穆英抿唇不语,她和唐澄之间,一时间不知道如何解释。
前世今生,像一捆缠绕在一起,到处都是死结的丝线,无处拨解。
穆国公:“白天的事情惊动陛下,王爷顺势再次请命去西境镇守,气的陛下差点旧疾发作,想来他的请命不是空穴来风,你们小两口之前,有些事是我们这些长辈也不能调节接的。”
穆英垂眸:“阿爹,我不会连累家里。”
等风波过去,她会离开京城,到一个唐澄找不到的地方去。
穆国公看着女儿,那双饱经风霜的眼里闪过愧疚:“英英知道阿爹为什么要应下陛下的婚约,同意你嫁给三殿下吗?”
穆英长睫微微触动,这个敏感的问题,父女两人从来没有交流过,甚至一开始知道要嫁给唐澄的时候,穆英心里也有怨愤,之前越长大越知道里面的不得已,淡淡开口:“皇命难违。”
“是啊,皇命难为,却为什么独独是端王,”国公爷把手边的糕点推到穆英面前:“现在朝中局势覆杂,看似和谐的局面之中暗藏汹涌,端王虽然得了皇恩,却是个心慈的人,太子虽然在位,却不得君心,若真是有心人在后纵横,总要有场夺嫡之争,穆家虽然手握兵权,却也是把双刃剑,阿爹不愿你们卷入风波,却也知道必须要为你和你兄长谋一份出路,希望有人能够把你庇护在身后。”
穆英擡眸看着父亲,他不愿她了解太多朝中的尔虞我诈,这些话父女两个几乎很少提及,可是听到最后,外族的渗透早已在京城中蔓延,父亲早已经知晓?还是说更深的什么关系?
这些东西全都是前世未曾了解过的。
穆英脑海中却浮现出唐澄的脸,泛红的眼睛像染了血,那句我想给我们孩子,一个你一样的家,幸福的依靠,仍然在耳畔环绕。
穆国公转头对着穆英:“,英英,为了穆家阿爹总叫你隐忍,心里总是觉得要为你们取舍,却忘了你同样有自己来去的自由,端王同你之间,作为父亲自然要维护自己的女儿,若是京城觉得束缚,阿爹送你去关外,那里很安全,等事情平息之后,阿爹阿娘便回去陪你。”
穆英眼眸触动,父亲鲜少在自己面前展露情绪,彼此之间的距离慢慢缩减,心中酸涩,低头看着平滑的小腹,心中五味杂陈。
身后传来一阵脚步声,转头看到哥哥廊前:“穆英英,你到底还记不记得有我这个哥哥!什么事宁可跟阿爹阿娘说,也不跟你哥说?”

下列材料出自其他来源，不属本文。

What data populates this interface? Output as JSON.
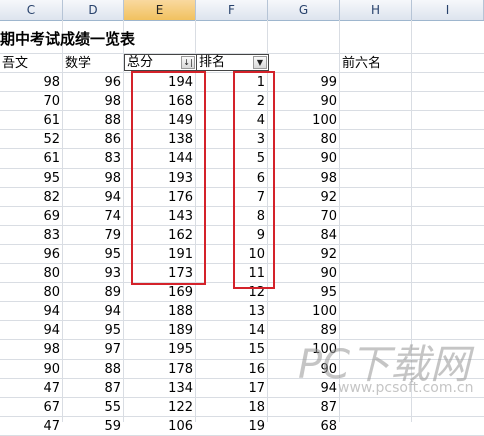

语气虽然责备,却慢慢都是关心,穆英心中哽咽,无论是什么时候,家人总是在最前面给自己依靠。
*
牢狱之中,宋含章的尸体已经检验,本来是亲王的女儿,从关外赶来的舅舅不同意检查,可是这事关系到端王和段王妃的母族,若是在京城中闹起来,便也不是小事。
鹤青从里面隔间出来,手里拿着仵作检查出来的单子,唐城等在外面等着第一时间的报告,随即伸手递过去。
唐澄目光转移,看着手中的文书,眸光颤动。
鹤青站在一旁,开口解释:“主子,宋郡主并非死于溺水,胃里发现很少出现的毒药。”
唐澄皱眉:“毒药?”
鹤青点头,语气凝重:“外族的疆毒。”
唐澄修长的指节死死捏住公文,隐隐泛白。
唐澄转眸:“来穆家之前,她都跟谁有过接触?”
鹤青:“同行来的还有华阳公主,不过殿下之前因为受了惊吓,现在已经神志不清,一直说胡话。”
唐澄嘴角带着冷笑,手中文书拍在桌上,淡漠冰冷的眼睛里满是寒意。
“好啊,既然他们想明哲保身,那就把水搅浑。”
鹤青看着唐澄,心里有种说不上来的感觉:“殿下,您之前嘱咐的礼部的苏恒大人已经在内管丞相那边打好招呼,只不过他自己好像并不是太愿意。”
“无妨,他最后会的。”唐澄说着手里握住文书,转眸看着鹤青:“这份东西不要出现在京城。”
事情虽然调查,各部自然流程很多,其中难免要拖延消息。
“是。”
*
京城中风言风语流传的层出不求,已经升级为端王殿下痴心一片,验尸房前苦守,哭送青梅竹马最后一程。
本来就风波不平的京城瞬间又被点燃,甚至穆府里都已经人尽皆知,而穆英却并不在意,此刻她心里正想着别的事。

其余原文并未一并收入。